Peter Marley, Senior Commissioning Editor, Picture Books at Oxford University Press set the following challenge:

"Write a picture-book text that stars an irresistible central character that will instantly appeal to children and look great on a book cover – whether that is a human child, animal, fantastical creature or inanimate object! The story could be any theme at all but something that the picture-book readership and their parents can relate to. Text length to be around the 400-750 word count mark; and paginated in 12 spreads if you can."  

Peter Marley

We received ninety-seven entries from members across British Isles and Europe for this competition. Peter
 agreed to read all of the submissions. This is what Peter told us when announcing the results:

“There was huge variety in style and voice, and of different types of characters, but what underpinned all the entries without exception was a sense of the writers having a genuine love of picture books and an impulse to tell stories with children’s best interests at heart.

I’m delighted to announce that my winning text is WHEN THE HUGGALUMPH HULLABALOOED by Zoë Armstrong – a story featuring an enchanting character, a magical setting, and a reassuring message for children whose innocent behaviour (in this case, a tendency to be very loud indeed) might cause friction with others and lead to feelings of isolation.  

The premise of this story is unique and drew me in, the voice is bold and distinctive, the language is musical and lyrical, there is tension throughout, and the story contains meaning that young children will be able to relate to. Furthermore, the imaginative setting and originality of the characters provides strong visual potential too, which is incredibly important for picture-book texts.

Honourable mentions must also go to PRINCESS JACK by Liz Kashyap – a really attention-grabbing and intriguing character and premise that seems ripe for further development; CROC-A-DOODLE-DOO by Becky Wilson – an amusing story about a crocodile egg that rolls into a hen’s nest, with a lovely message about belonging; THE UNICORN WHO WOULDN’T YAWN by Kerry Trickett – an enchanting tale of a little unicorn whose magical bedtime routine mirrors that of a child’s in the real world; and, finally, JUST ANNA by Helen Dineen – which tackles the complicated subject of Asperger’s syndrome in a simple way without feeling patronising or tokenistic.

Additionally, I was really impressed by how many of the rhyming texts featured a clear message (in my experience, this vitally important if they stand any chance of being translated). With rhyming texts, I often find that the rhymes themselves take over and drive the narrative, causing the plot to wander off in different directions that don’t serve the initial premise. But that wasn’t the case here – so many of the writers managed to marshal the rhymes to serve the plot.   

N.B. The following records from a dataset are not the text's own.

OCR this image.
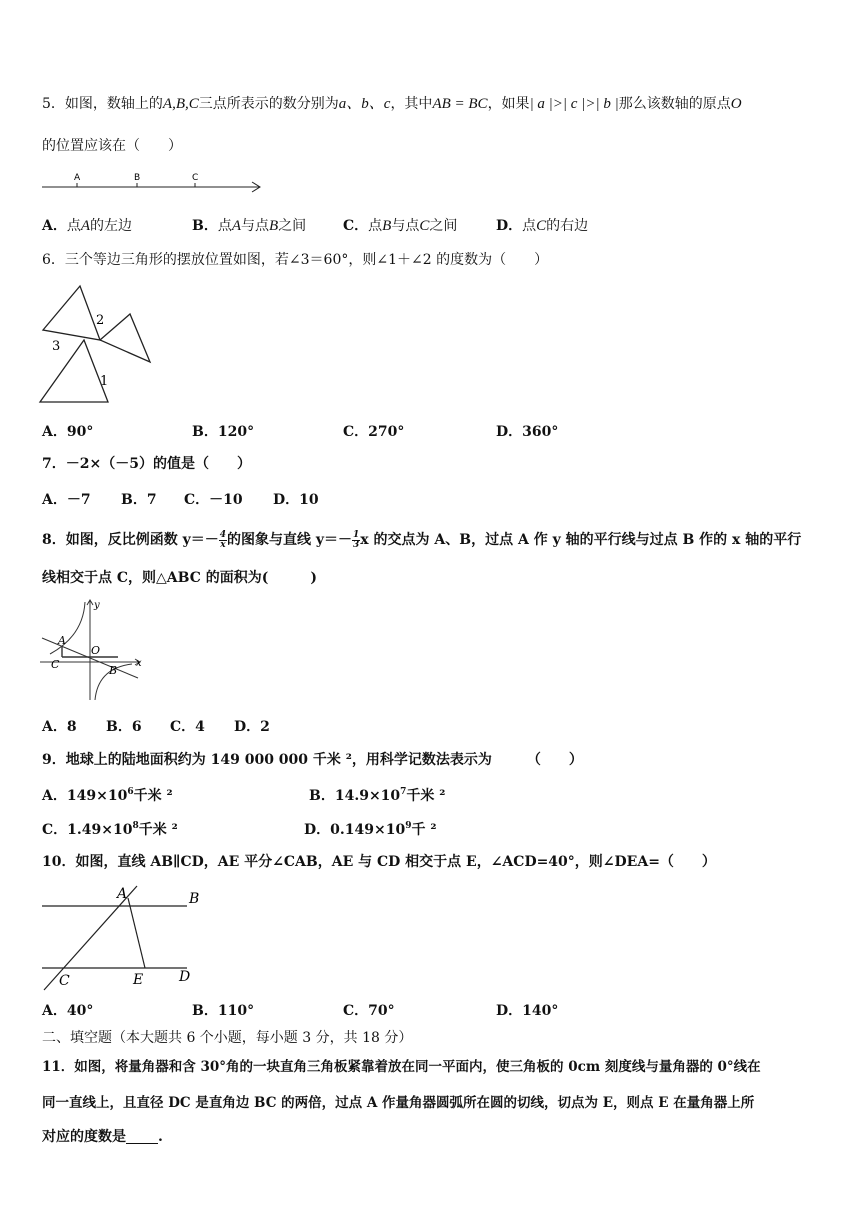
5．如图，数轴上的A,B,C三点所表示的数分别为a、b、c，其中AB = BC，如果| a |>| c |>| b |那么该数轴的原点O
的位置应该在（　　）
A	B	C
A．点A的左边	B．点A与点B之间	C．点B与点C之间	D．点C的右边
6．三个等边三角形的摆放位置如图，若∠3＝60°，则∠1＋∠2 的度数为（　　）
2
3
1
A．90°	B．120°	C．270°	D．360°
7．－2×（－5）的值是（　　）
A．－7 B．7 C．－10 D．10
8．如图，反比例函数 $y=- \frac{4}{x}$ 的图象与直线 $y=- \frac{1}{3}$ x 的交点为 A、B，过点 A 作 y 轴的平行线与过点 B 作的 x 轴的平行
线相交于点 C，则△ABC 的面积为(　　　)
y
A
O
C	B
x
A．8 B．6 C．4 D．2
9．地球上的陆地面积约为 149 000 000 千米 ²，用科学记数法表示为　　　（　　）
A．$149\times 10^6$千米 ²	B．$14.9\times 10^7$千米 ²
C．$1.49\times 10^8$千米 ²	D．$0.149\times 10^9$千 ²
10．如图，直线 AB∥CD，AE 平分∠CAB，AE 与 CD 相交于点 E，∠ACD=40°，则∠DEA=（　　）
A	B
C	E	D
A．40°	B．110°	C．70°	D．140°
二、填空题（本大题共 6 个小题，每小题 3 分，共 18 分）
11．如图，将量角器和含 30°角的一块直角三角板紧靠着放在同一平面内，使三角板的 0cm 刻度线与量角器的 0°线在
同一直线上，且直径 DC 是直角边 BC 的两倍，过点 A 作量角器圆弧所在圆的切线，切点为 E，则点 E 在量角器上所
对应的度数是 .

The stories that I found least successful generally lacked a message or clear purpose. I’d urge all writers to think about the core message of their story in terms of protagonist’s journey or psychological transformation. For me, the best picture books are driven by the character going on a journey – physical or geographical but also spiritual and emotional – and, during that journey, undergoing a personal metamorphosis. I’d recommend that writers consider their stories from this perspective as they develop them further.

Many congratulations to everyone who took part in the challenge. I very much enjoyed reading your stories over the last few weeks. It’s clear how much fun you’ve had and I hope you all continue to pour your passion into writing for children.” 

Congratulations to Zoë Armstrong from all of us at Words & Pictures. We hope she is well on her way towards getting her story published.

Well done to the four writers for getting a honourable mention – Liz Kashyap, Becky Wilson, Kerry Trickett and Helen Dineen.

Thanks to everyone who entered. Keep writing and we hope you will be encouraged to try your hand at appropriate competitions.

Peter Marley has fifteen years’ experience in commissioning and editorial roles across children’s publishing, including picture-books, pre-school publishing, licensed-character brands, and novelty formats, Prior to his present role, Peter has been an editor at Egmont UK and Top That! Publishing. At Oxford University Press, Peter's role as Senior Commissioning Editor, Picture Books, is commissioning and editing picture books and implementing strategies for growing the picture-book list both in the UK and internationally.

Elaine Cline has been a SCBWI member for over five years and loves to write picture books, junior fiction and middle-grade. She lives by the sea and has two soft and silly cats.

Elaine is a member of the Words & Pictures' editorial team, managing The Slush Pile Challenge for writers.

1 comment:

  1. congratulations Zoe and well done the runners up. I didn’t get a mention but just wanted to say thanks to Peter, and also for the very helpful comments you took time to include.